On Reading Other Writers' Drafts
'Leftie crap,' he said, then walked away.
Any writer will learn a vast amount by looking closely at another writer’s drafts.
Not least, they can pick up their private language of signs. How they delete, highlight, interpolate and shift chunks from there to here.
This isn’t a given. At middle school, I was taught how to cross out. Don’t scribble or do loops. Just pass single horizontal line through the heart of the letters, to kill them — and my line was never straight enough, not even when I tried a ruler.
But I picked up much of the rest of how a fluid, in progress manuscript should or can look from T.S.Eliot’s The Waste Land: A Facsimile & Transcript of the Original Drafts. A copy of this was in the school library.
One afternoon, when I had a free period, I was sitting in a chair between two bookstacks, reading this big blue book. The Physics Master, who was reputed to have once been on a plane overflying a nuclear bomb test, came up behind me.
‘Poetry, Litt?’ he asked.
I turned round, not a little unnerved.
‘Yes, sir,’ I said.
The Physics Master paused, then said, ‘My daughter writes poetry.’
I paused. This, I thought, was an unprecedented moment of intimacy.
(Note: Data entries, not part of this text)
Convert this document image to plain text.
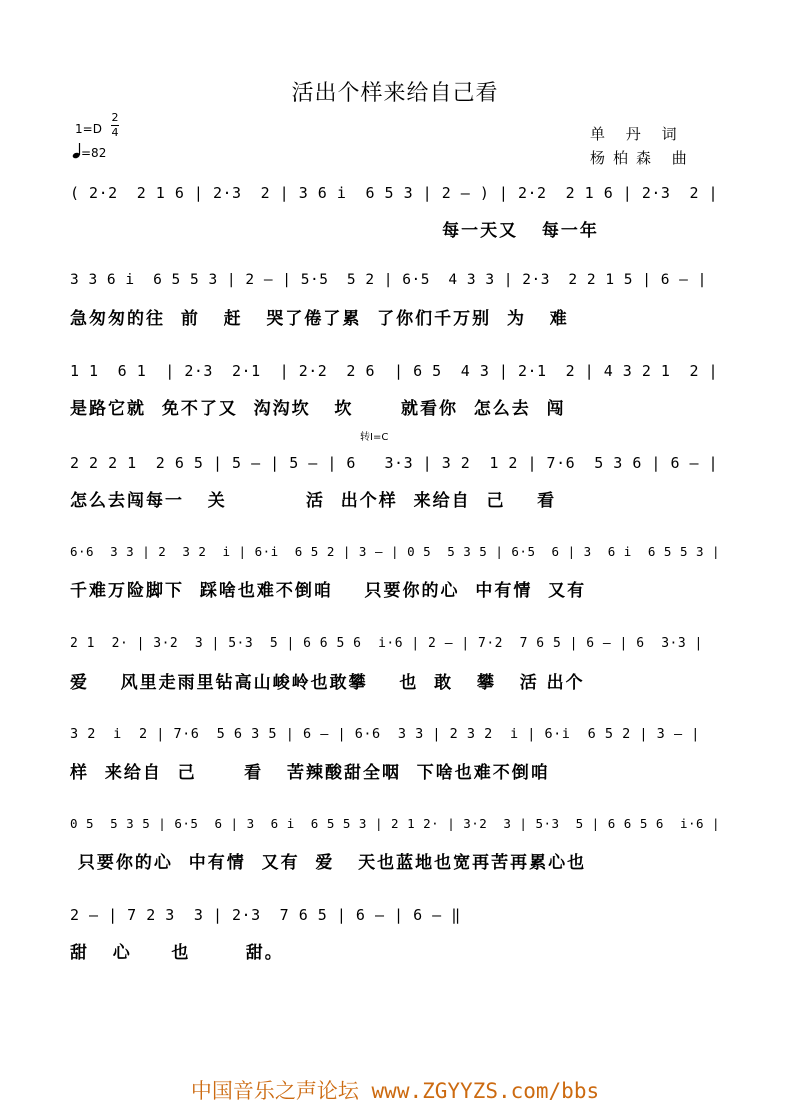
活出个样来给自己看
1=D
2
4
=82
单 丹 词
杨柏森 曲
转I=C
( 2·2  2 1 6 | 2·3  2 | 3 6 i  6 5 3 | 2 – ) | 2·2  2 1 6 | 2·3  2 |
每一天又   每一年
3 3 6 i  6 5 5 3 | 2 – | 5·5  5 2 | 6·5  4 3 3 | 2·3  2 2 1 5 | 6 – |
急匆匆的往  前   赶   哭了倦了累  了你们千万别  为   难
1 1  6 1  | 2·3  2·1  | 2·2  2 6  | 6 5  4 3 | 2·1  2 | 4 3 2 1  2 |
是路它就  免不了又  沟沟坎   坎      就看你  怎么去  闯
2 2 2 1  2 6 5 | 5 – | 5 – | 6   3·3 | 3 2  1 2 | 7·6  5 3 6 | 6 – |
怎么去闯每一   关          活  出个样  来给自  己    看
6·6  3 3 | 2  3 2  i | 6·i  6 5 2 | 3 – | 0 5  5 3 5 | 6·5  6 | 3  6 i  6 5 5 3 |
千难万险脚下  踩啥也难不倒咱    只要你的心  中有情  又有
2 1  2· | 3·2  3 | 5·3  5 | 6 6 5 6  i·6 | 2 – | 7·2  7 6 5 | 6 – | 6  3·3 |
爱    风里走雨里钻高山峻岭也敢攀    也  敢   攀   活 出个
3 2  i  2 | 7·6  5 6 3 5 | 6 – | 6·6  3 3 | 2 3 2  i | 6·i  6 5 2 | 3 – |
样  来给自  己      看   苦辣酸甜全咽  下啥也难不倒咱
0 5  5 3 5 | 6·5  6 | 3  6 i  6 5 5 3 | 2 1 2· | 3·2  3 | 5·3  5 | 6 6 5 6  i·6 |
只要你的心  中有情  又有  爱   天也蓝地也宽再苦再累心也
2 – | 7 2 3  3 | 2·3  7 6 5 | 6 – | 6 – ‖
甜   心     也       甜。
中国音乐之声论坛 www.ZGYYZS.com/bbs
But how could I respond.
‘Really?’ I said.
He breathed in.
‘Leftie crap,’ he said, then walked away.
If I hadn’t loved Eliot already, that would have done the job.
The Physics Master’s catchphrase, when setting homework, was to say, ‘Read, learn and inwardly digest pages X to Y of your textbook.’
That, I suppose, was what I was doing with Eliot. (Like Auden said of Yeats, ‘the words of a dead man/ Are modified in the guts of the living.’) But it wasn’t just Eliot — also putting their notes into his typescript were Ezra Pound (‘make up yr mind you Tireseas if you know known damn well or else dont’) and Valerie Eliot (adding ‘What you get married for if you dont want to have children’).
Later, at university, I found my way to George Orwell’s Nineteen Eighty-Four: The Facsimile of the Extant Manuscript. This amazed me. Orwell had typed up the whole novel, then seemed to have been dissatisfied with every single sentence.
I saw how much rewriting some writers did. And then, with Jane Austen’s Sanditon, and Henry James’s The Europeans, I saw how much rewriting some writers absolutely didn’t do.
The best source of single pages of manuscript are the Paris Review Interviews. But here, I think, some writers asked to share a sample of their work-in-progress swank or clam up. They either put up something very heavily rewritten, to give the impression they are Flaubert on a bad year, or they share something almost untouched, so as to keep their trade secrets. In every case, there are clues. Neat handwriting or scribble? Typewriter or word processor?
Many manuscripts and typescripts are available online. Here’s David Foster Wallace’s The Pale King, the first page of JG Ballard’s Crash, some of Angela Carter’s The Bloody Chamber, and Franz Kafka’s The Trial.
What’s most important is to witness the production of sentences as messy, momentary. My favourite description of writing is from Edgar Allan Poe in ‘The Philosophy of Composition’:
Most writers—poets in especial—prefer having it understood that they compose by a species of fine frenzy—an ecstatic intuition—and would positively shudder at letting the public take a peep behind the scenes, at the elaborate and vacillating crudities of thought—at the true purposes seized only at the last moment—at the innumerable glimpses of idea that arrived not at the maturity of full view—at the fully-matured fancies discarded in despair as unmanageable—at the cautious selections and rejections—at the painful erasures and interpolations—in a word, at the wheels and pinions—the tackle for scene-shifting—the step-ladders, and demon-traps—the cock’s feathers, the red paint and the black patches, which, in ninety-nine cases out of a hundred, constitute the properties of the literary histrio.